Laryngeal (Voice Box) Cancer
Laryngeal cancer is a disease in which abnormal or malignant tissues grow in the larynx (voice box). The larynx is a tube-shaped organ in the neck, connecting the pharynx (throat) to the trachea (wind pipe). This organ fulfills some very important functions. It produces sound for speaking, channels oxygen into the windpipe, and plays a role in preventing food and drink from entering the respiratory system.
When laryngeal cancer occurs, it typically starts in the vocal cords within the larynx. Left untreated, the cancer can become large enough to affect the movement of the vocal cords, and may metastasize (spread) to the lymph nodes and other organs in the body. Laryngeal cancer can be devastating, and have significant effects on voice, swallowing and quality of life.
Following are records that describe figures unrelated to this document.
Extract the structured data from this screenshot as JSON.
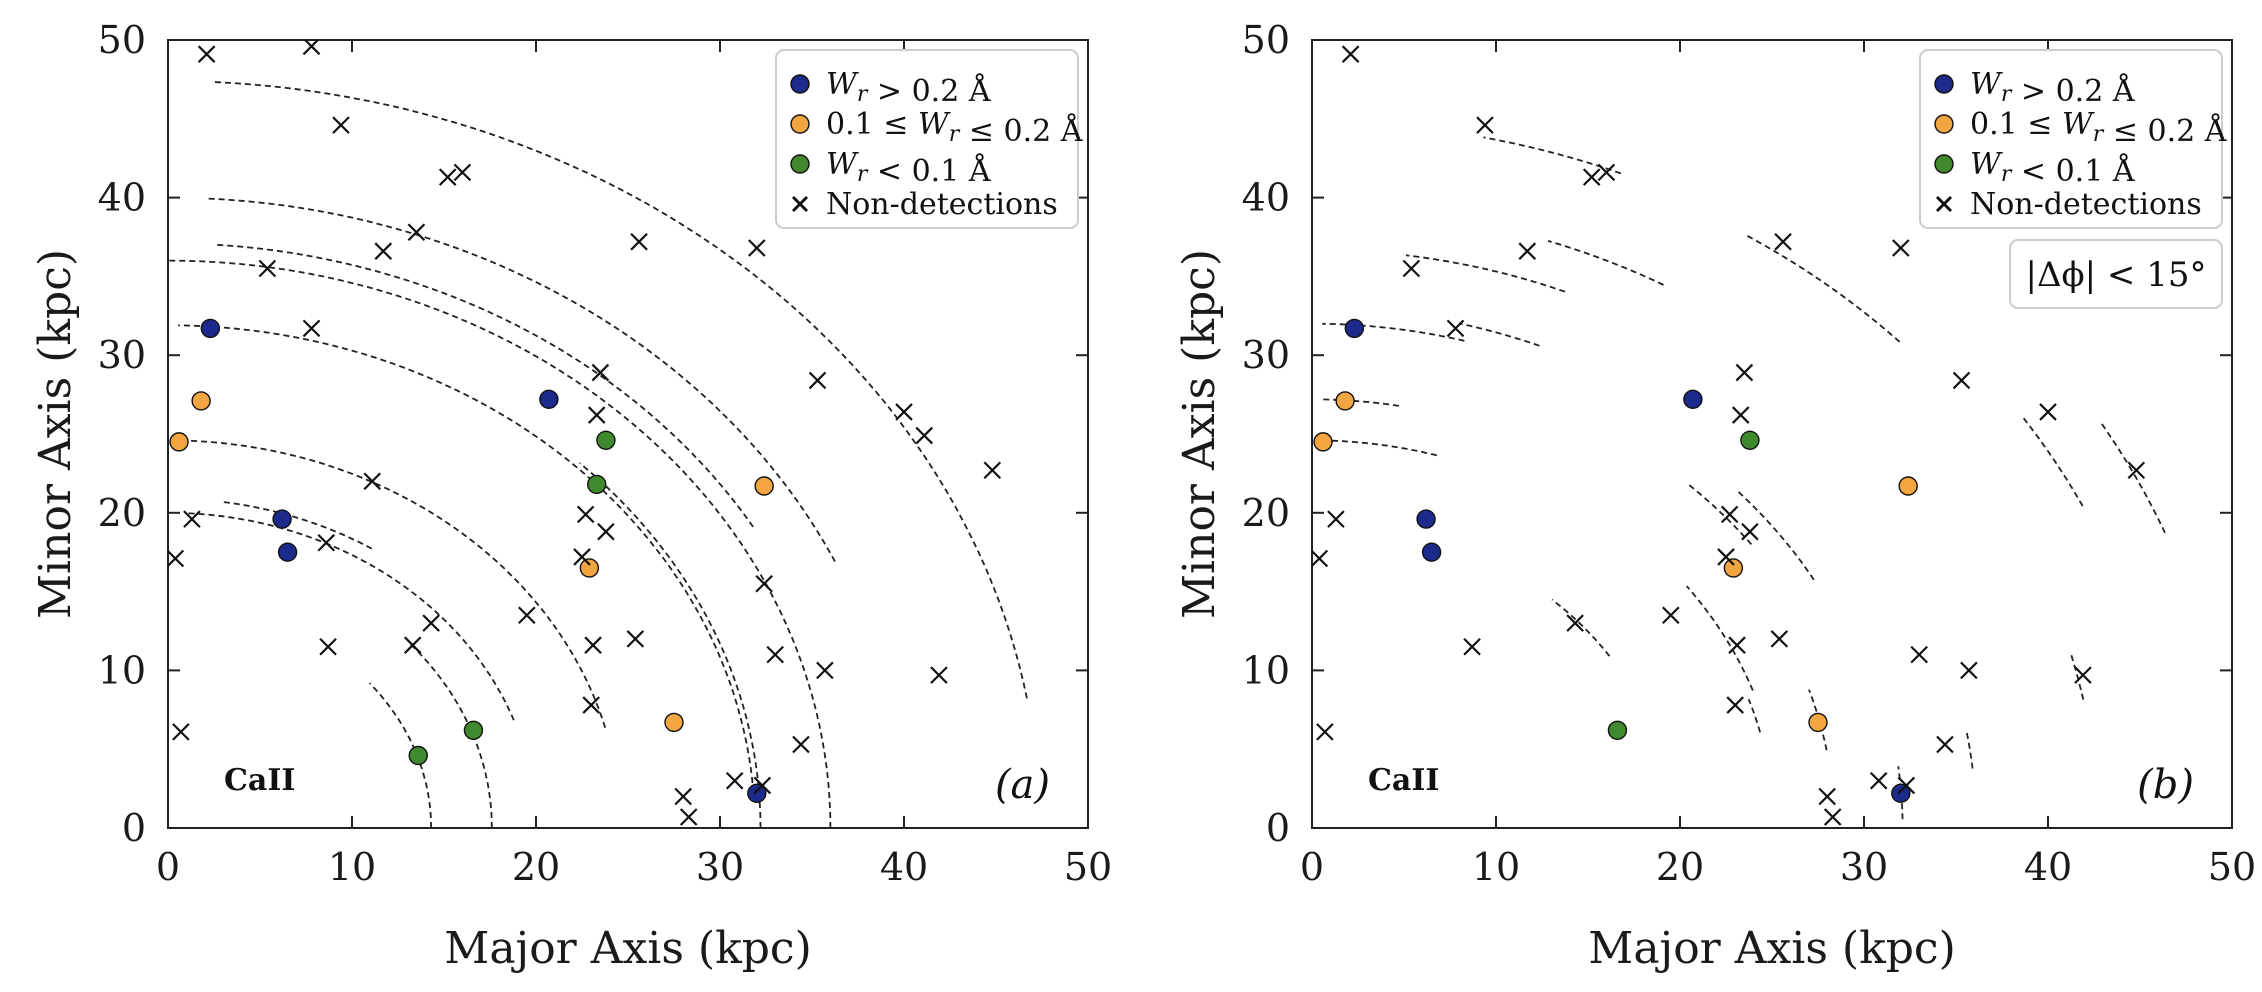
{
  "colors": {
    "strong": "#1c2a8c",
    "medium": "#f2a541",
    "weak": "#3f8a2e",
    "nondetection": "#111111",
    "arc": "#222222"
  },
  "chart_data": [
    {
      "type": "scatter",
      "panel_label": "(a)",
      "ion_label": "CaII",
      "angle_label": "",
      "xlabel": "Major Axis (kpc)",
      "ylabel": "Minor Axis (kpc)",
      "xlim": [
        0,
        50
      ],
      "ylim": [
        0,
        50
      ],
      "xticks": [
        "0",
        "10",
        "20",
        "30",
        "40",
        "50"
      ],
      "yticks": [
        "0",
        "10",
        "20",
        "30",
        "40",
        "50"
      ],
      "grid": false,
      "legend_position": "top-right",
      "legend": [
        {
          "key": "strong",
          "label": "W_r > 0.2 Å",
          "marker": "circle"
        },
        {
          "key": "medium",
          "label": "0.1 ≤ W_r ≤ 0.2 Å",
          "marker": "circle"
        },
        {
          "key": "weak",
          "label": "W_r < 0.1 Å",
          "marker": "circle"
        },
        {
          "key": "nondetection",
          "label": "Non-detections",
          "marker": "x"
        }
      ],
      "series": [
        {
          "key": "strong",
          "name": "W_r > 0.2 Å",
          "points": [
            [
              2.3,
              31.7
            ],
            [
              20.7,
              27.2
            ],
            [
              6.2,
              19.6
            ],
            [
              6.5,
              17.5
            ],
            [
              32.0,
              2.2
            ]
          ]
        },
        {
          "key": "medium",
          "name": "0.1 ≤ W_r ≤ 0.2 Å",
          "points": [
            [
              1.8,
              27.1
            ],
            [
              0.6,
              24.5
            ],
            [
              32.4,
              21.7
            ],
            [
              22.9,
              16.5
            ],
            [
              27.5,
              6.7
            ]
          ]
        },
        {
          "key": "weak",
          "name": "W_r < 0.1 Å",
          "points": [
            [
              23.8,
              24.6
            ],
            [
              23.3,
              21.8
            ],
            [
              16.6,
              6.2
            ],
            [
              13.6,
              4.6
            ]
          ]
        },
        {
          "key": "nondetection",
          "name": "Non-detections",
          "points": [
            [
              2.1,
              49.1
            ],
            [
              7.8,
              49.6
            ],
            [
              9.4,
              44.6
            ],
            [
              15.2,
              41.3
            ],
            [
              16.0,
              41.6
            ],
            [
              13.5,
              37.8
            ],
            [
              11.7,
              36.6
            ],
            [
              5.4,
              35.5
            ],
            [
              7.8,
              31.7
            ],
            [
              25.6,
              37.2
            ],
            [
              32.0,
              36.8
            ],
            [
              23.5,
              28.9
            ],
            [
              35.3,
              28.4
            ],
            [
              23.3,
              26.2
            ],
            [
              40.0,
              26.4
            ],
            [
              41.1,
              24.9
            ],
            [
              44.8,
              22.7
            ],
            [
              11.1,
              22.0
            ],
            [
              1.3,
              19.6
            ],
            [
              0.4,
              17.1
            ],
            [
              8.6,
              18.1
            ],
            [
              22.7,
              19.9
            ],
            [
              23.8,
              18.8
            ],
            [
              22.5,
              17.2
            ],
            [
              19.5,
              13.5
            ],
            [
              14.3,
              13.0
            ],
            [
              13.3,
              11.6
            ],
            [
              8.7,
              11.5
            ],
            [
              23.1,
              11.6
            ],
            [
              25.4,
              12.0
            ],
            [
              32.4,
              15.5
            ],
            [
              33.0,
              11.0
            ],
            [
              35.7,
              10.0
            ],
            [
              41.9,
              9.7
            ],
            [
              23.0,
              7.8
            ],
            [
              34.4,
              5.3
            ],
            [
              0.7,
              6.1
            ],
            [
              28.0,
              2.0
            ],
            [
              28.3,
              0.7
            ],
            [
              30.8,
              3.0
            ],
            [
              32.3,
              2.7
            ]
          ]
        }
      ],
      "arcs": [
        {
          "r": 14.3,
          "a0": 0,
          "a1": 40
        },
        {
          "r": 17.6,
          "a0": 0,
          "a1": 42
        },
        {
          "r": 20.0,
          "a0": 20,
          "a1": 87
        },
        {
          "r": 24.6,
          "a0": 15,
          "a1": 89
        },
        {
          "r": 31.9,
          "a0": 4,
          "a1": 89
        },
        {
          "r": 32.2,
          "a0": 0,
          "a1": 46
        },
        {
          "r": 36.0,
          "a0": 0,
          "a1": 90
        },
        {
          "r": 40.0,
          "a0": 25,
          "a1": 87
        },
        {
          "r": 47.4,
          "a0": 10,
          "a1": 87
        },
        {
          "r": 20.9,
          "a0": 58,
          "a1": 82
        },
        {
          "r": 37.1,
          "a0": 31,
          "a1": 86
        }
      ]
    },
    {
      "type": "scatter",
      "panel_label": "(b)",
      "ion_label": "CaII",
      "angle_label": "|Δϕ| < 15°",
      "xlabel": "Major Axis (kpc)",
      "ylabel": "Minor Axis (kpc)",
      "xlim": [
        0,
        50
      ],
      "ylim": [
        0,
        50
      ],
      "xticks": [
        "0",
        "10",
        "20",
        "30",
        "40",
        "50"
      ],
      "yticks": [
        "0",
        "10",
        "20",
        "30",
        "40",
        "50"
      ],
      "grid": false,
      "legend_position": "top-right",
      "legend": [
        {
          "key": "strong",
          "label": "W_r > 0.2 Å",
          "marker": "circle"
        },
        {
          "key": "medium",
          "label": "0.1 ≤ W_r ≤ 0.2 Å",
          "marker": "circle"
        },
        {
          "key": "weak",
          "label": "W_r < 0.1 Å",
          "marker": "circle"
        },
        {
          "key": "nondetection",
          "label": "Non-detections",
          "marker": "x"
        }
      ],
      "series": [
        {
          "key": "strong",
          "name": "W_r > 0.2 Å",
          "points": [
            [
              2.3,
              31.7
            ],
            [
              20.7,
              27.2
            ],
            [
              6.2,
              19.6
            ],
            [
              6.5,
              17.5
            ],
            [
              32.0,
              2.2
            ]
          ]
        },
        {
          "key": "medium",
          "name": "0.1 ≤ W_r ≤ 0.2 Å",
          "points": [
            [
              1.8,
              27.1
            ],
            [
              0.6,
              24.5
            ],
            [
              32.4,
              21.7
            ],
            [
              22.9,
              16.5
            ],
            [
              27.5,
              6.7
            ]
          ]
        },
        {
          "key": "weak",
          "name": "W_r < 0.1 Å",
          "points": [
            [
              23.8,
              24.6
            ],
            [
              16.6,
              6.2
            ]
          ]
        },
        {
          "key": "nondetection",
          "name": "Non-detections",
          "points": [
            [
              2.1,
              49.1
            ],
            [
              9.4,
              44.6
            ],
            [
              15.2,
              41.3
            ],
            [
              16.0,
              41.6
            ],
            [
              11.7,
              36.6
            ],
            [
              5.4,
              35.5
            ],
            [
              7.8,
              31.7
            ],
            [
              25.6,
              37.2
            ],
            [
              32.0,
              36.8
            ],
            [
              23.5,
              28.9
            ],
            [
              35.3,
              28.4
            ],
            [
              23.3,
              26.2
            ],
            [
              40.0,
              26.4
            ],
            [
              44.8,
              22.7
            ],
            [
              1.3,
              19.6
            ],
            [
              0.4,
              17.1
            ],
            [
              22.7,
              19.9
            ],
            [
              23.8,
              18.8
            ],
            [
              22.5,
              17.2
            ],
            [
              19.5,
              13.5
            ],
            [
              14.3,
              13.0
            ],
            [
              8.7,
              11.5
            ],
            [
              23.1,
              11.6
            ],
            [
              25.4,
              12.0
            ],
            [
              33.0,
              11.0
            ],
            [
              35.7,
              10.0
            ],
            [
              41.9,
              9.7
            ],
            [
              23.0,
              7.8
            ],
            [
              34.4,
              5.3
            ],
            [
              0.7,
              6.1
            ],
            [
              28.0,
              2.0
            ],
            [
              28.3,
              0.7
            ],
            [
              30.8,
              3.0
            ],
            [
              32.3,
              2.7
            ]
          ]
        }
      ],
      "arcs": [
        {
          "r": 24.6,
          "a0": 74,
          "a1": 89
        },
        {
          "r": 27.2,
          "a0": 80,
          "a1": 89
        },
        {
          "r": 32.0,
          "a0": 75,
          "a1": 89
        },
        {
          "r": 36.7,
          "a0": 68,
          "a1": 82
        },
        {
          "r": 33.0,
          "a0": 68,
          "a1": 76
        },
        {
          "r": 44.4,
          "a0": 44,
          "a1": 58
        },
        {
          "r": 46.6,
          "a0": 26,
          "a1": 34
        },
        {
          "r": 50.0,
          "a0": 22,
          "a1": 31
        },
        {
          "r": 29.9,
          "a0": 37,
          "a1": 47
        },
        {
          "r": 31.5,
          "a0": 30,
          "a1": 43
        },
        {
          "r": 25.5,
          "a0": 20,
          "a1": 37
        },
        {
          "r": 19.5,
          "a0": 34,
          "a1": 48
        },
        {
          "r": 28.4,
          "a0": 10,
          "a1": 18
        },
        {
          "r": 25.1,
          "a0": 14,
          "a1": 19
        },
        {
          "r": 36.1,
          "a0": 6,
          "a1": 10
        },
        {
          "r": 42.7,
          "a0": 11,
          "a1": 15
        },
        {
          "r": 32.1,
          "a0": 1,
          "a1": 7
        },
        {
          "r": 44.8,
          "a0": 68,
          "a1": 78
        },
        {
          "r": 39.4,
          "a0": 61,
          "a1": 71
        }
      ]
    }
  ]
}
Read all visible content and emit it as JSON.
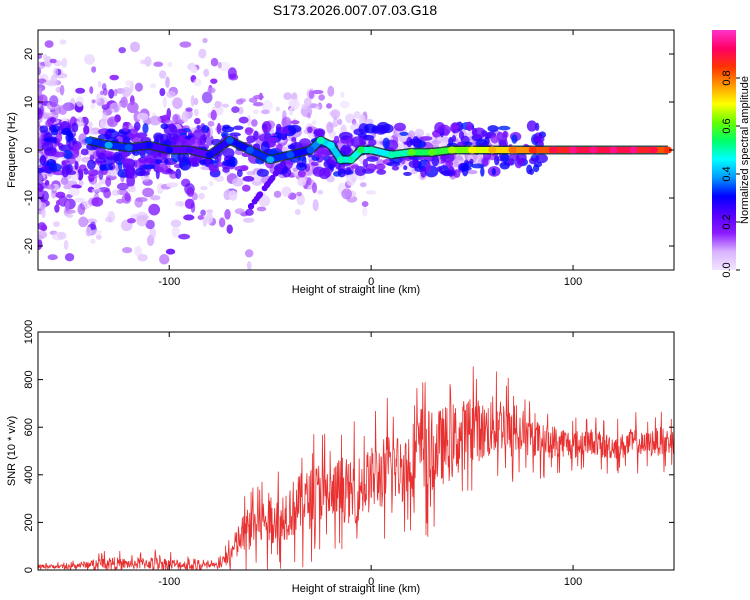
{
  "figure": {
    "title": "S173.2026.007.07.03.G18"
  },
  "chart_data": [
    {
      "type": "heatmap",
      "name": "spectrogram",
      "xlabel": "Height of straight line (km)",
      "ylabel": "Frequency (Hz)",
      "xlim": [
        -165,
        150
      ],
      "ylim": [
        -25,
        25
      ],
      "xticks": [
        -100,
        0,
        100
      ],
      "xtick_labels": [
        "-100",
        "0",
        "100"
      ],
      "yticks": [
        -20,
        -10,
        0,
        10,
        20
      ],
      "ytick_labels": [
        "-20",
        "-10",
        "0",
        "10",
        "20"
      ],
      "colorbar": {
        "label": "Normalized spectral amplitude",
        "range": [
          0,
          1
        ],
        "ticks": [
          0.0,
          0.2,
          0.4,
          0.6,
          0.8
        ],
        "tick_labels": [
          "0.0",
          "0.2",
          "0.4",
          "0.6",
          "0.8"
        ],
        "colors": [
          "#f2e6ff",
          "#d9b3ff",
          "#8c1aff",
          "#5500ff",
          "#0000ff",
          "#0099ff",
          "#00ffff",
          "#00ff66",
          "#66ff00",
          "#ffff00",
          "#ff9900",
          "#ff3300",
          "#ff0066",
          "#ff33cc"
        ]
      },
      "ridge": [
        {
          "x": -140,
          "f": 2,
          "amp": 0.3
        },
        {
          "x": -130,
          "f": 1,
          "amp": 0.35
        },
        {
          "x": -120,
          "f": 0.5,
          "amp": 0.3
        },
        {
          "x": -110,
          "f": 1,
          "amp": 0.25
        },
        {
          "x": -100,
          "f": 0,
          "amp": 0.25
        },
        {
          "x": -90,
          "f": 0,
          "amp": 0.2
        },
        {
          "x": -80,
          "f": -1,
          "amp": 0.25
        },
        {
          "x": -70,
          "f": 2,
          "amp": 0.3
        },
        {
          "x": -60,
          "f": 0,
          "amp": 0.3
        },
        {
          "x": -50,
          "f": -2,
          "amp": 0.35
        },
        {
          "x": -40,
          "f": -1,
          "amp": 0.3
        },
        {
          "x": -30,
          "f": 0,
          "amp": 0.3
        },
        {
          "x": -25,
          "f": 2,
          "amp": 0.45
        },
        {
          "x": -20,
          "f": 1,
          "amp": 0.4
        },
        {
          "x": -15,
          "f": -2,
          "amp": 0.45
        },
        {
          "x": -10,
          "f": -2,
          "amp": 0.45
        },
        {
          "x": -5,
          "f": 0,
          "amp": 0.5
        },
        {
          "x": 0,
          "f": 0,
          "amp": 0.45
        },
        {
          "x": 10,
          "f": -1,
          "amp": 0.45
        },
        {
          "x": 20,
          "f": -0.5,
          "amp": 0.55
        },
        {
          "x": 30,
          "f": -0.5,
          "amp": 0.55
        },
        {
          "x": 40,
          "f": 0,
          "amp": 0.6
        },
        {
          "x": 50,
          "f": 0,
          "amp": 0.65
        },
        {
          "x": 60,
          "f": 0,
          "amp": 0.7
        },
        {
          "x": 70,
          "f": 0,
          "amp": 0.75
        },
        {
          "x": 80,
          "f": 0,
          "amp": 0.8
        },
        {
          "x": 90,
          "f": 0,
          "amp": 0.85
        },
        {
          "x": 100,
          "f": 0,
          "amp": 0.9
        },
        {
          "x": 110,
          "f": 0,
          "amp": 0.9
        },
        {
          "x": 120,
          "f": 0,
          "amp": 0.9
        },
        {
          "x": 130,
          "f": 0,
          "amp": 0.9
        },
        {
          "x": 140,
          "f": 0,
          "amp": 0.85
        },
        {
          "x": 147,
          "f": 0,
          "amp": 0.8
        }
      ]
    },
    {
      "type": "line",
      "name": "snr",
      "xlabel": "Height of straight line (km)",
      "ylabel": "SNR (10 * v/v)",
      "xlim": [
        -165,
        150
      ],
      "ylim": [
        0,
        1000
      ],
      "xticks": [
        -100,
        0,
        100
      ],
      "xtick_labels": [
        "-100",
        "0",
        "100"
      ],
      "yticks": [
        0,
        200,
        400,
        600,
        800,
        1000
      ],
      "ytick_labels": [
        "0",
        "200",
        "400",
        "600",
        "800",
        "1000"
      ],
      "color": "#e83030",
      "series": [
        {
          "name": "SNR",
          "x": [
            -165,
            -150,
            -140,
            -130,
            -120,
            -110,
            -100,
            -90,
            -80,
            -75,
            -70,
            -65,
            -60,
            -55,
            -50,
            -45,
            -40,
            -35,
            -30,
            -25,
            -20,
            -15,
            -10,
            -5,
            0,
            5,
            10,
            15,
            20,
            25,
            30,
            35,
            40,
            45,
            50,
            55,
            60,
            65,
            70,
            75,
            80,
            85,
            90,
            95,
            100,
            105,
            110,
            115,
            120,
            125,
            130,
            135,
            140,
            145,
            150
          ],
          "y": [
            15,
            15,
            25,
            30,
            25,
            30,
            25,
            20,
            15,
            20,
            60,
            130,
            180,
            200,
            220,
            230,
            250,
            280,
            300,
            330,
            300,
            350,
            320,
            350,
            380,
            400,
            440,
            420,
            460,
            520,
            500,
            520,
            540,
            560,
            600,
            580,
            600,
            620,
            560,
            560,
            560,
            540,
            540,
            540,
            520,
            540,
            540,
            520,
            520,
            520,
            540,
            520,
            540,
            540,
            540
          ],
          "spread": [
            15,
            15,
            30,
            50,
            40,
            50,
            45,
            35,
            30,
            30,
            80,
            150,
            180,
            180,
            200,
            200,
            220,
            230,
            230,
            250,
            220,
            260,
            240,
            260,
            250,
            270,
            280,
            260,
            290,
            330,
            300,
            300,
            300,
            280,
            250,
            230,
            240,
            220,
            180,
            150,
            150,
            130,
            130,
            120,
            110,
            110,
            100,
            100,
            100,
            100,
            110,
            100,
            110,
            110,
            100
          ]
        }
      ]
    }
  ]
}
According to the American Cancer Society, over 12,000 new cases of laryngeal cancer are diagnosed each year in the United States. The incidence is increasing at a time when many other types of cancer are decreasing. Still, it is fundamentally a preventable disease, as the risk factors are in big part associated with modifiable behaviors.
Causes and Risk Factors
Tobacco use is the major predisposing factor for laryngeal cancer. Cigarette, cigar and pipe smoke, along with “smokeless tobacco” like snuff and chewing tobacco, all contain benzopyrene and other hydrocarbons which are carcinogenic. Studies show that tobacco-users are 5 to 35 times more likely to develop laryngeal cancers than non-smokers. The risk is even higher for smokers who drink alcohol heavily, as the alcohol promotes the cancer-causing process.
Having certain viral infections such as the human papilloma virus (HPV), gastroesophageal reflux disease (GERD), nutritional deficiencies or a genetic predisposition, or being regularly exposed to certain irritants or toxins (such as wood dust, paint fumes, asbestos, sulfuric acid or other chemical or petroleum products), may contribute to the development of laryngeal cancer.
Signs and Symptoms
The most common symptom of laryngeal cancer is progressive or persistent hoarseness, or other voice changes. Other symptoms can include earache, sore throat, frequent throat clearing, pain when swallowing, persistent coughing, bad breath, a lump in the neck, blood in the saliva and unexplained fatigue or weight loss.
These symptoms may be caused by cancer or by other, less serious maladies. Only a physician can make a definitive diagnosis. If any of these symptoms last for more than two weeks, a medical evaluation is warranted, to find out exactly what is going on. This is particularly critical for people who use tobacco and are at highest risk for laryngeal cancer.
When caught early, laryngeal cancer is highly curable. A number of different treatment options are available. Exactly which one is the right course of treatment depends on the stage of the cancer when it is detected. For early stage one laryngeal cancer it might be possible to treat with radiation therapy alone, whereas later stage one and stage two will probably need both radiation therapy and surgery. In stage three and four laryngeal cancer, more extensive surgery will be necessary and, in some cases, the entire larynx may need to be removed. Surgery will be combined with radiotherapy and chemotherapy.